Alors Geneviève Lefebvre, scénariste? Eh non... Geneviève Lefebvre est scénariste ET romancière. Et tellement beaucoup plus aussi. Une fille magnifique, sincère, intègre, empathique, créative et aimante. Une femme humaine et talentueuse jusqu'au bout des doigts.

6 octobre 2009

La Clique se claque

Ce n'est plus une surprise pour personne, Hugo Dumas lève aujourd'hui le voile sur le gars qui se cache derrière la Clique du Plateau. Bravo à Hugo qui se fait louanger par toute la communauté artistique ce matin. Mais, de mon côté, y a une couple de trucs qui me gossent.

Tout d'abord, je trouve moyen de la part de Dumas d'aller à l'extrême opposé de l'anonymat caractéristique de La Clique en dévoilant l'adresse civique du gars! Un peu de retenue s'il-vous-plaît. Ça sent la vengeance à plein nez. On est loin du journalisme objectif ici.

Deuxième chose qui me bogue, c'est qu'il y a aujourd'hui consensus dans le show business québécois: tout le monde déteste La Clique du Plateau. Je comprends que plusieurs vedettes ont eu peur de se faire ramasser dans un coin sombre par La Clique. Je sais fort bien qu'il a été bitch avec quelques-uns d'entre eux. Mais les artistes ont-ils oublié les années RBO? Vous croyez que RBO n'était pas bitch, eux? Je ne parle pas de talent ici. La Clique n'aura jamais le talent de Rock et Belles Oreilles. Je parle de fiel. Avouez que RBO ont fait grincer les dents de toute la colonie artistique. Et alors qu'aujourd'hui on les encense, il y a quelques années à peine, on les lynchait sur la place publique.

Je sais que pour plusieurs, c'est l'anonymat qui dérangeait. Mais honnêtement, si La Clique avait été aussi acerbe et vitriolique sans masque, vous croyez vraiment que les vedettes l'auraient porté aux nues?

1 octobre 2009

Agression

En mettant les pieds à TVA ce matin, on m'agresse.
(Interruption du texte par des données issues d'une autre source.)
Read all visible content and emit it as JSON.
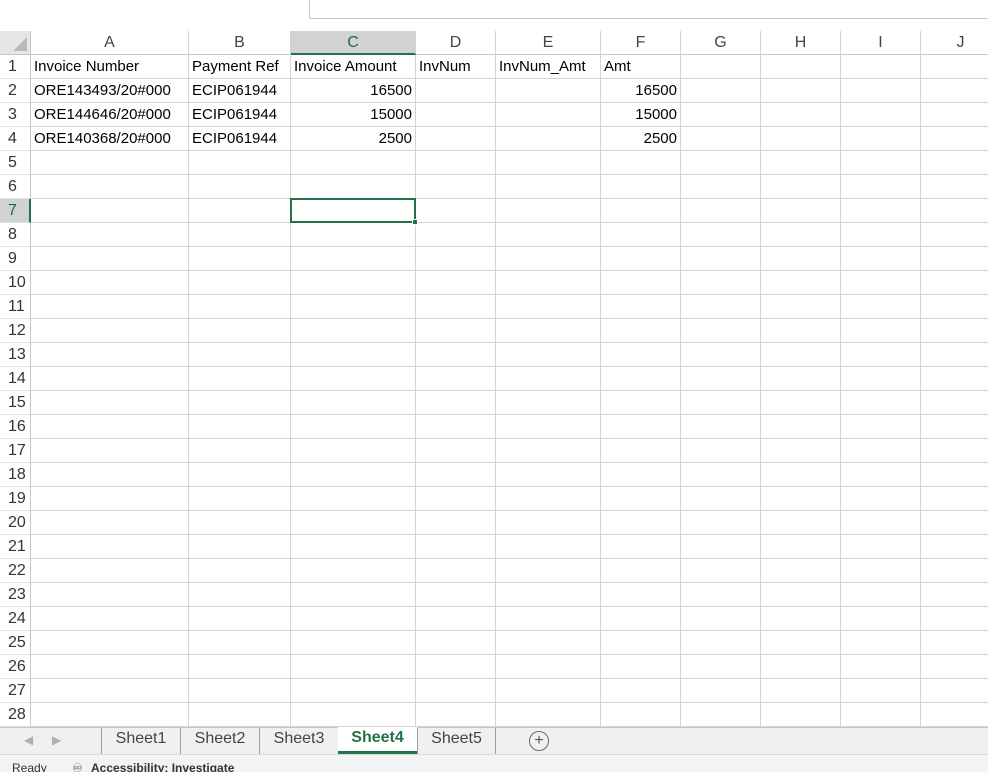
{
  "spreadsheet": {
    "columns": [
      "A",
      "B",
      "C",
      "D",
      "E",
      "F",
      "G",
      "H",
      "I",
      "J"
    ],
    "rows": [
      "1",
      "2",
      "3",
      "4",
      "5",
      "6",
      "7",
      "8",
      "9",
      "10",
      "11",
      "12",
      "13",
      "14",
      "15",
      "16",
      "17",
      "18",
      "19",
      "20",
      "21",
      "22",
      "23",
      "24",
      "25",
      "26",
      "27",
      "28"
    ],
    "selected_column": "C",
    "selected_row": "7",
    "cells": {
      "A1": "Invoice Number",
      "B1": "Payment Ref",
      "C1": "Invoice Amount",
      "D1": "InvNum",
      "E1": "InvNum_Amt",
      "F1": "Amt",
      "A2": "ORE143493/20#000",
      "B2": "ECIP061944",
      "C2": "16500",
      "F2": "16500",
      "A3": "ORE144646/20#000",
      "B3": "ECIP061944",
      "C3": "15000",
      "F3": "15000",
      "A4": "ORE140368/20#000",
      "B4": "ECIP061944",
      "C4": "2500",
      "F4": "2500"
    }
  },
  "sheet_tabs": [
    {
      "label": "Sheet1",
      "active": false
    },
    {
      "label": "Sheet2",
      "active": false
    },
    {
      "label": "Sheet3",
      "active": false
    },
    {
      "label": "Sheet4",
      "active": true
    },
    {
      "label": "Sheet5",
      "active": false
    }
  ],
  "add_sheet_glyph": "+",
  "status_bar": {
    "ready": "Ready",
    "accessibility": "Accessibility: Investigate"
  },
  "icons": {
    "nav_prev": "chevron-left-icon",
    "nav_next": "chevron-right-icon",
    "add_sheet": "plus-circle-icon",
    "accessibility": "accessibility-icon"
  },
  "colors": {
    "accent": "#217346",
    "header_selected_bg": "#d2d2d2"
  }
}
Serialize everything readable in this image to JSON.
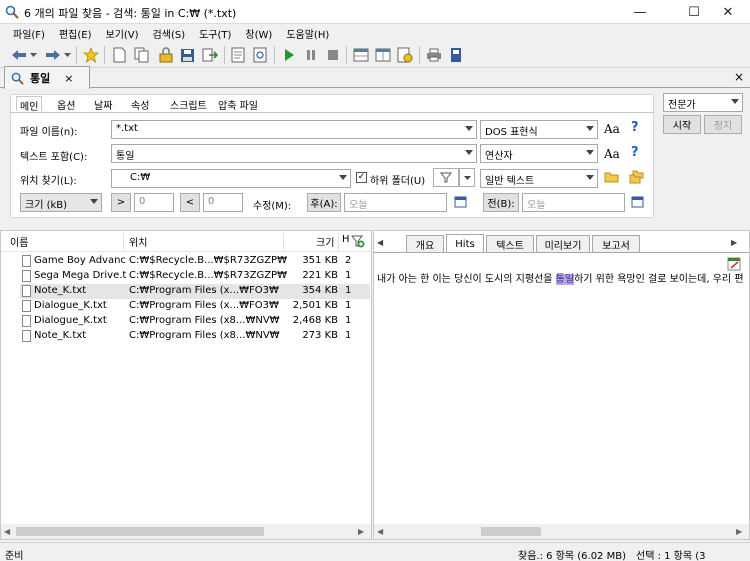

Je venais tout juste de franchir les barrières de sécurité, je n'avais même pas eu le temps d'enlever mes gants, ma tuque, mon bikini, ma brosse à dents, qu'on m'étampait une étiquette auto-collante sur le manteau.

- Bonjour Monsieur, je suis du comité des personnes âgées de TVA et tout ce qu'on vous demande aujourd'hui, c'est de sourire à une personne âgée. Vous l'aurez dans le mille, c'est exactement ce que stipulait l'étiquette en question: Sourire à une personne âgée!

Un comité de personnes âgées à TVA? Les syndiqués sont si vieux que ça au 1600 de Maisonneuve? Anyway, vous connaissez mon dégoût pour les étiquettes, surtout celles que l'on appose psychologiquement aux autres. Same difference que je dis. Je m'en suis donc débarrassé en grimpant au quatrième. N'empêche, j'ai quand même remercié la dame en lui décochant mon plus beau sourire. Je sais pas si elle l'a pris personnel.

Mais j'y pense, je devrais peut-être démarrer le comité des jolies filles de TVA?